Пелагея, Михаил, Лиза, Дорик и Малик сидят на веранде. Мартовский вечер прохладен, возле столика стоит закрытая жаровня с углями. Малик греет над ней руки.
Пелагея устроилась в кресле, закутавшись в плед. Михаил курит у края террасы, набросив на плечи пальто. Дорик разливает по бокалам коньяк, а потом сам закуривает сигару и становится ближе к Мишелю.
– Ну, – говорит Федор Федорович. – Помянем? Земля пухом Елизавете Михайловне. Крепкая была женщина. Никогда не видел ее плачущей…
– Я тоже, – говорит Терещенко.
– И я, – подтверждает Пелагея.
– И я, – кивает Елизавета.
– А я видел, – говорит Малик. Он больше всех похож на покойную мать – то же узкое лицо, близко посаженные глаза, острый подбородок. – Когда я болел и она думала, что я умираю. Она молилась и плакала рядом с кроватью. Думала, что я в бреду, ничего не вижу – и плакала.
– Один раз не считается, – говорит Лиза. – Тебя, Малик, она любила больше всего. Ты же младшенький…
Пелагея поднимает бокал.
– Земля ей пухом, братцы мои, но я скажу, хоть это нехорошо… И Лиза меня поймет, наверное… Прости меня, мама… Мне сегодня дышится легче.
Все молчат, даже Малик.
– Я ни от кого в жизни не бегала, – продолжает Пелагея, – а от нее сбежала. Мне повезло, у меня хороший муж, но я бы за черта хромого вышла бы замуж, лишь бы не оставаться дома. И ведь не скажешь о ней, что плохой человек… Хорошая она была, мамочка… Но жить с ней рядом…
Пелагея ставит бокал на подлокотник и закрывает лицо руками.
– Простите меня, мальчики… – говорит она сдавленно. – Не стоит сегодня…
– Давайте так… – Михаил делает глоток коньяку. – Много чего было – и хорошее, и плохое… Вспомним хорошее. Больше не на кого обижаться – мамы нет, а это последнее, что делало нас детьми. Теперь мы окончательно взрослые. Давайте – за нее. За то, что она нас родила, за то, что возилась с тобой маленьким, Дорик, и наш дом всегда был твоим домом. Дай нам всем Бог быть не хуже, чем она. А ей пусть Он даст упокоение…

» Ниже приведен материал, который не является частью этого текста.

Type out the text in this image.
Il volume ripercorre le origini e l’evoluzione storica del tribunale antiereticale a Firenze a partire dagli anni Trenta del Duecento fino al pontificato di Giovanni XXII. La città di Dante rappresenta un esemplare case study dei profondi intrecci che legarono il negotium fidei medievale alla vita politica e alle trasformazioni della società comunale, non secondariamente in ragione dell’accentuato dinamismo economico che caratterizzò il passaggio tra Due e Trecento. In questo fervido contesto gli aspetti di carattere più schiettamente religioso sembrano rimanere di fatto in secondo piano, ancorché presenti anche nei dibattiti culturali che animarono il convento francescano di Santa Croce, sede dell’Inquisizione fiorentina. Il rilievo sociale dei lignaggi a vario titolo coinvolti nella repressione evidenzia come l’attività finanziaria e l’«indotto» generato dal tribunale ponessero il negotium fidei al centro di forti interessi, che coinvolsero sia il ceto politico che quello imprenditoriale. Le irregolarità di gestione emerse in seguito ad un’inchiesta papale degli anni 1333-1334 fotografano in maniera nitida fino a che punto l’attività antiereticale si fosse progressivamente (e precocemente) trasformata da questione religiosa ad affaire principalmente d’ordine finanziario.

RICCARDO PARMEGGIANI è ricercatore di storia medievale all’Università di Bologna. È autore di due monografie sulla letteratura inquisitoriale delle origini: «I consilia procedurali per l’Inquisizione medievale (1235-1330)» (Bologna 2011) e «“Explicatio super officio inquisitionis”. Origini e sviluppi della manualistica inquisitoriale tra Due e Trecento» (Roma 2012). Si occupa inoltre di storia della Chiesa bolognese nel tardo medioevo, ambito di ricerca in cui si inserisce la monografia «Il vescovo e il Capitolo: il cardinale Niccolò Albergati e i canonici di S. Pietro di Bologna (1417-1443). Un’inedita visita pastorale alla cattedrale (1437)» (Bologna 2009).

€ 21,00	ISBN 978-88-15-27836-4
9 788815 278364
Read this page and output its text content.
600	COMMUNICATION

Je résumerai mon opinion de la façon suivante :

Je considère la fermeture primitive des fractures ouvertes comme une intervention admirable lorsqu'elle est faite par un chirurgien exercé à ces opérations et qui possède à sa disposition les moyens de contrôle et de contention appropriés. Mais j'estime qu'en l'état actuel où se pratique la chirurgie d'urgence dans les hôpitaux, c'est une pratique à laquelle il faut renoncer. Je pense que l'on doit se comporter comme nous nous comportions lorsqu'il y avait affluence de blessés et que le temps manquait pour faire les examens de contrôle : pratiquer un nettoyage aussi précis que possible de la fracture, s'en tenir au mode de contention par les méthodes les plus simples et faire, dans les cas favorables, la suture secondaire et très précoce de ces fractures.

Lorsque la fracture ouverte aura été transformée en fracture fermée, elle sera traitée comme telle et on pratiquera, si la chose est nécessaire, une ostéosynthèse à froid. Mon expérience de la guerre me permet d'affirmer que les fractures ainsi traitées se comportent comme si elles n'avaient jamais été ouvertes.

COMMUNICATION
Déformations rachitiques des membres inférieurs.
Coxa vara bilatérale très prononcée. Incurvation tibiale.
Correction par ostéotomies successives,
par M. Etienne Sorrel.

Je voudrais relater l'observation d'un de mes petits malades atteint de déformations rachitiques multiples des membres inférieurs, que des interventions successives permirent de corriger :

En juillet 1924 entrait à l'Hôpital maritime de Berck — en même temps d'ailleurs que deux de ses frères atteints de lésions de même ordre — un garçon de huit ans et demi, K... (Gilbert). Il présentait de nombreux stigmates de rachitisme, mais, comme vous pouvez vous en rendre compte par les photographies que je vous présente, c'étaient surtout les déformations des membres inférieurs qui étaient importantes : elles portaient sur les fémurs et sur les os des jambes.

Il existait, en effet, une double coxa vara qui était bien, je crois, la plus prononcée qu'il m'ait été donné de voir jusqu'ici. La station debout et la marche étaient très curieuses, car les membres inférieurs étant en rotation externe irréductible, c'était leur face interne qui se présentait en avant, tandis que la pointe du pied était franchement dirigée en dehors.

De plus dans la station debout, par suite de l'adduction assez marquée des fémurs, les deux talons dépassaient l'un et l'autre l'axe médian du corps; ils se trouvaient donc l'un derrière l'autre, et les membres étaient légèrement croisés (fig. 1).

– Итак, с 1923-го и вплоть до 1928 года я в основном жил в Париже… – Терещенко закуривает неизвестно какую по счету сигарету и выпускает в прохладный вечерний воздух струю белого дыма. – Моя новая работа позволяла это делать – я занимался ликвидацией банков, так или иначе связанных с Россией…
– Не понял, – говорит Никифоров.
– Многие в начале 20-х покупали русские активы за бесценок, надеясь, что их цена многократно вырастет после падения большевиков…
– А… – тянет Никифоров и добродушно смеется. – Тогда понятно. Не дождались?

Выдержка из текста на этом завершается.